Prenant en considération,

1. Le rapport présenté par M. Risto Koivisto (Finlande) au nom du groupe de travail sur «la société d'information locale et régionale»;

2. Les conclusions d'une série de séminaires que le CPLRE a organisés sur la société de l'information locale et régionale, concernant le rôle des politiques publiques dans la promotion des applications de la société de l'information ainsi que la réalité concrète de la société de l'information pour les entreprises, les administrations publiques et les citoyens;

3. La déclaration du Comité des Ministres sur une politique européenne des nouvelles technologies de l'information, adoptée lors du 50e anniversaire du Conseil de l'Europe;

Considérant que,

4. Pour le citoyen, les technologies modernes de l'information et de la communication, notamment les réseaux informatiques comme Internet ont considérablement augmenté la rapidité et le volume des communications et facilité l'accès à l'information;

5. Le développement des technologies globales de l'information dépasse de loin la simple apparition de nouveaux moyens de communication plus efficaces: la société de l'information aura une influence générale sur nos vies, privées et publiques, et notamment sur nos activités professionnelles, associatives et de loisir. En outre, elle offrira de nouvelles possibilités et posera de nouveaux problèmes au développement des communes et des régions.

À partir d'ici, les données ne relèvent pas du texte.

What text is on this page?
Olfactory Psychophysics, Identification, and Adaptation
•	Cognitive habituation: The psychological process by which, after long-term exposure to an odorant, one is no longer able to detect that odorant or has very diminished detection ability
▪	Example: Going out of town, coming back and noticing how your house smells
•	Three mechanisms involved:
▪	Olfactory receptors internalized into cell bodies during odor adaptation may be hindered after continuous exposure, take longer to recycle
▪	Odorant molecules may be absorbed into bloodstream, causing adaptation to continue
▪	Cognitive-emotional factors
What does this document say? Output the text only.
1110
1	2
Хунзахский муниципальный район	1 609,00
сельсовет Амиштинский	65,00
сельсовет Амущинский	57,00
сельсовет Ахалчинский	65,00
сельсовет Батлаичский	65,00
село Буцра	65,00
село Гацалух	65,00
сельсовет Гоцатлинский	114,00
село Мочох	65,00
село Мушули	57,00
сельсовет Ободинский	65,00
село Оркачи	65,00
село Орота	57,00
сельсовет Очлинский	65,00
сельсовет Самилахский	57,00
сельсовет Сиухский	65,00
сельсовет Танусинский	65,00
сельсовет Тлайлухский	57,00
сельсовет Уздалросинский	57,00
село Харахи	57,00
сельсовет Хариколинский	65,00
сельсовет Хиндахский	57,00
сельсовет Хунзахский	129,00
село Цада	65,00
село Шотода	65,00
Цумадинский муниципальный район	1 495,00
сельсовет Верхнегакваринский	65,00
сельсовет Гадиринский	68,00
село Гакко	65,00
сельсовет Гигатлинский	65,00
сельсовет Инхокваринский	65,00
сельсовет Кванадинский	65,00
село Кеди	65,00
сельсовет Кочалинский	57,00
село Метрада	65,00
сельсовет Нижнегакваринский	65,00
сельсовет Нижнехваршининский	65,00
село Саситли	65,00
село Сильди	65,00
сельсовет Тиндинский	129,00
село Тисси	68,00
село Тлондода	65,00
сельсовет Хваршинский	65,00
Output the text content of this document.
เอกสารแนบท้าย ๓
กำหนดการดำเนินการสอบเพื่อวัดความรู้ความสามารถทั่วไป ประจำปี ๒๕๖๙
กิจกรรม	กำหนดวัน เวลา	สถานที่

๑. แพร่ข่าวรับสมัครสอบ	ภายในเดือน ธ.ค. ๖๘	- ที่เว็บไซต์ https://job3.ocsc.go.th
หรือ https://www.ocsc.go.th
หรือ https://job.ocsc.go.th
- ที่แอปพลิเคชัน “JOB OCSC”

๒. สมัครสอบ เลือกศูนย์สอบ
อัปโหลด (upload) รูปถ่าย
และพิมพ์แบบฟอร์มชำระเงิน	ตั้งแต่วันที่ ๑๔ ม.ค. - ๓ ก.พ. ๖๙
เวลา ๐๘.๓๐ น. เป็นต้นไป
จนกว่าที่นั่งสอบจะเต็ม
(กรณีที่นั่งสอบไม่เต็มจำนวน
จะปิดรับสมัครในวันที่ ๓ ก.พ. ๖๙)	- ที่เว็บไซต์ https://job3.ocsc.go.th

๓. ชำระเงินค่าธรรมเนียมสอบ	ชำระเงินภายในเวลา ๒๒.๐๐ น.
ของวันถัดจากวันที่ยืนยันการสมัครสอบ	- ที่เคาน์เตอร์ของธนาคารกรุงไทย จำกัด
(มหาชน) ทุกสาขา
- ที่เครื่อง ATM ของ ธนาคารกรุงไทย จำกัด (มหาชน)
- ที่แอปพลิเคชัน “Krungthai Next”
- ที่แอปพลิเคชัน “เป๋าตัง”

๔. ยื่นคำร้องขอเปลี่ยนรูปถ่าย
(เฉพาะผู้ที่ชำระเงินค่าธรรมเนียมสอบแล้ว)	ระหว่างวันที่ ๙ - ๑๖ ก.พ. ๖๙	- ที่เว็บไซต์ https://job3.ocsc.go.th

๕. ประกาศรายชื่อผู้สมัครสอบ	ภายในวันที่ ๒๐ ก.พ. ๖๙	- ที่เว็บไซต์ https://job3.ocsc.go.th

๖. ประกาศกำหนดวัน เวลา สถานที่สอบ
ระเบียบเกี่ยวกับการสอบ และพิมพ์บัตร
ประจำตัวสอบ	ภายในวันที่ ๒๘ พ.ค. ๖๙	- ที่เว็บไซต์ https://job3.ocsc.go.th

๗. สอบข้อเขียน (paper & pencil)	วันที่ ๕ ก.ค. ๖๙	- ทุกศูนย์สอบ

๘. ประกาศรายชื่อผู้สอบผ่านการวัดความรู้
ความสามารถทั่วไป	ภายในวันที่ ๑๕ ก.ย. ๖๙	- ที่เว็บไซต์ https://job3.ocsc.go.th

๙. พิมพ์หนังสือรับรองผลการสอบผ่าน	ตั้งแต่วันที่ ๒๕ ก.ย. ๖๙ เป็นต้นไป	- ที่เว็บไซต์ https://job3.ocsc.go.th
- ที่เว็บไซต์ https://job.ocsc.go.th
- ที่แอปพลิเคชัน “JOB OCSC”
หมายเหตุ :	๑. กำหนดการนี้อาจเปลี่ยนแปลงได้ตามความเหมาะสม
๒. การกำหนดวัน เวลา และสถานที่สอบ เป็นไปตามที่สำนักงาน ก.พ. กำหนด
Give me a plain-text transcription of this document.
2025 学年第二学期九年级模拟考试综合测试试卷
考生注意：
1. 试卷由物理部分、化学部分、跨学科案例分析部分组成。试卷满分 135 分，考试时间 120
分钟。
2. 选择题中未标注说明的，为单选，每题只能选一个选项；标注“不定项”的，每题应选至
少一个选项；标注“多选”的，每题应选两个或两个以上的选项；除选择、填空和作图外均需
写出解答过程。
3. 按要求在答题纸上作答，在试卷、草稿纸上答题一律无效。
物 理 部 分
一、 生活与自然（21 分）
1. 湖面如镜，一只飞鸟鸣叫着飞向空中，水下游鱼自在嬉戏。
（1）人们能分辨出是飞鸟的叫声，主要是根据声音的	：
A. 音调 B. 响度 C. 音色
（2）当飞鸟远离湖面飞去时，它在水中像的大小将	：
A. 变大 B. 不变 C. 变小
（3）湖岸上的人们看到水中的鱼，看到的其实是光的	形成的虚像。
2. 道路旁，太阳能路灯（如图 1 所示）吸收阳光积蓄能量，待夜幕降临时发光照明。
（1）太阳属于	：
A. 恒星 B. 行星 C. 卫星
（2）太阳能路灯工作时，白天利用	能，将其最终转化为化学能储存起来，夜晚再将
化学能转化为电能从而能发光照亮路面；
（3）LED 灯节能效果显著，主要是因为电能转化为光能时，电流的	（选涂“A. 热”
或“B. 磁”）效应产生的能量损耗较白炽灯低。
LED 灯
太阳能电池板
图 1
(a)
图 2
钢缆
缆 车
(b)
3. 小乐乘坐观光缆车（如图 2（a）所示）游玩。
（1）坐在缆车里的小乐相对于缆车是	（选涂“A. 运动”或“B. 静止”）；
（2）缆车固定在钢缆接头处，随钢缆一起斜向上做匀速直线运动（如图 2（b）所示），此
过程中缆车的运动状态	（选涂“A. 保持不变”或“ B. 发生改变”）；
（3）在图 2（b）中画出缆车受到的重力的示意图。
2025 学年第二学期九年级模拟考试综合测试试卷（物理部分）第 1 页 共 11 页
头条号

6. Le développement de la société de l'information ne débouchera pas seulement sur la mondialisation mais aussi sur la décentralisation, dans le cadre de laquelle les initiatives sont prises au niveau local et les actions sont mises en œuvre du bas vers le haut. Le rôle des communes et des régions est fondamental dans ce processus; il leur incombe dans une large mesure de créer les conditions permettant à la société de l'information de se développer dans la bonne direction;

7. Dans la plupart des pays européens, on assiste à une très forte diminution des transferts financiers du gouvernement central aux instances régionales et locales ainsi qu'à une exigence accrue de discipline fiscale de la part du secteur public. En même temps, la qualité des services fournis doit être maintenue, et les services tournés vers la clientèle et l'accès des citoyens à l'information doivent être améliorés;

8. Le maintien de services publics dans des zones rurales ou faiblement peuplées devient de plus en plus onéreux et difficile: on a du mal à y maintenir les activités économiques du secteur privé en raison du marché du travail limité; l'immigration de la main-d'œuvre ajoute à l'affaiblissement du potentiel économique;

9. Dans de nombreux pays, les citoyens participent peu à la vie publique par les dispositifs en vigueur de la démocratie représentative. Avant l'apparition des nouvelles technologies de l'information et de la communication, il semblait irréaliste, voire impossible, de concevoir et de faire fonctionner un système donnant à chaque citoyen le droit de codécider des questions d'intérêt public;

Soulignant que,

10. Les applications de la société de l'information peuvent apporter une solution à ces problèmes car elles facilitent la mise en œuvre d'innovations radicales dans la prestation des services publics: par une prestation intégrée des services; par l'apprentissage et d'autres services à distance (par exemple dans les diagnostics médicaux et les services juridiques); par la prestation à distance de services culturels, personnels et de loisir; et par le télétravail qui contrebalance l'étroitesse du marché du travail;

11. Le futur bien-être économique et social dépend de la manière dont le public et les autorités tirent parti de l'utilisation des nouvelles technologies de l'information: en contribuant à un développement régional plus équilibré et ce, en permettant aux régions les plus reculées d'Europe d'accéder à la vie sociale, culturelle et économique aux niveaux local, régional, national et international;

12. La société de l'information peut changer considérablement les modes de fonctionnement des gouvernements et les relations entre les élus et les administrations. «L'informatisation» du gouvernement et de l'administration a des répercutions considérables sur le citoyen: elle peut présenter des avantages en facilitant l'accès des citoyens aux délégués, aux fonctionnaires et à toutes les formes d'information publique.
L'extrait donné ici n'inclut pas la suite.